Seattle woman pleads guilty to insurance fraud

Woman pleads guilty to insurance fraud in fender-bender case



An Issaquah woman pleaded guilty to three insurance fraud charges, after she got into a minor car accident, claimed major back pain, sued the other driver and used fake medical records to scam more than $300,000 from two insurance companies, state officials said Friday.

In November of 2004, Linda Ann Rose was driving in a Sammamish parking lot when an SUV backed into her car at “a very low speed,” the state Office of the Insurance Commissioner said in court records.

Rose then visited several doctors complaining of back pain and eventually had back surgery. The other driver, Margaret Jobe, had insurance through three carriers, and Rose demanded money from all three, prosecutors said.

Rose gave the insurers her previous medical records, which showed many references to knee problems, but none to any pre-existing back pain, court records show. MetLife, Jobe’s car insurer, paid out $60,000.

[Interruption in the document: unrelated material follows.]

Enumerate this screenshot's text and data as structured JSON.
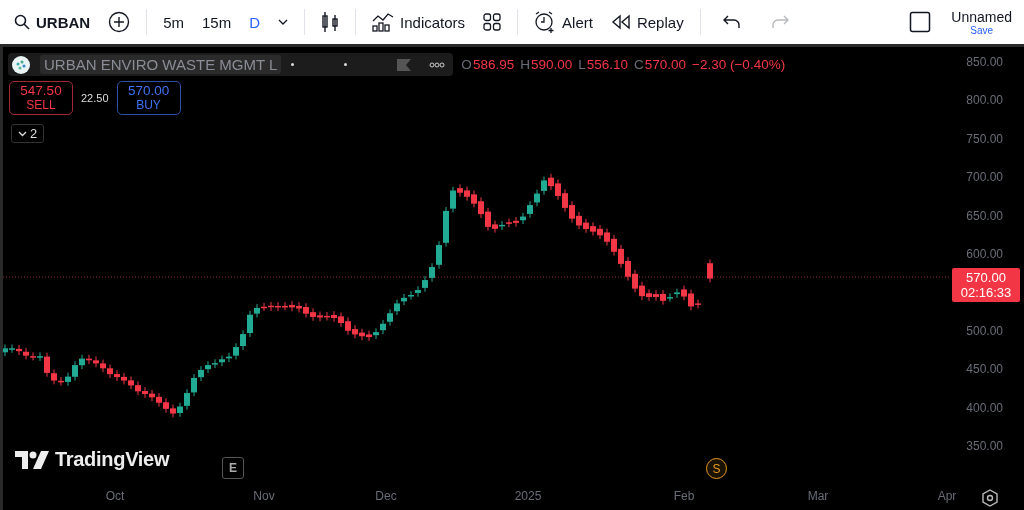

Rose also sued Jobe and her husband. The lawsuit settled for $800,000, releasing Jobe from liability and paving the way for Rose to go after two more insurers, Progressive and RLI.

Progressive paid $250,000 of the settlement. But when Rose tried to squeeze the remaining $550,000 from RLI, the company got suspicious and dug up Rose’s true medical records. It discovered that Rose had repeatedly replaced the word “back” with “knee” in the records, and that she had suffered from back pain since 2000, according to court documents.

On top of scamming the insurance companies, Rose created a financial hardship for her victim. In court records, Jobe described how the case had caused her and her husband to drain their kids’ college funds to pay nearly $15,000 in legal fees. She said the judgment against them, which has been vacated, had affected their credit score.


“We feel tricked and victimized and outraged,” Jobe said in a court declaration.

Rose – who entered a modified guilty plea last week to three counts of “false claims or proof” – is scheduled to be sentenced Nov. 16 in King County Superior Court.

Rich Roesler, a spokesman for the Insurance Commissioner, said insurance fraud hurts all consumers.

“A big fraud case like this can have a trickle-down effect on all premium payers,” he said. “That’s why fraud enforcement matters.”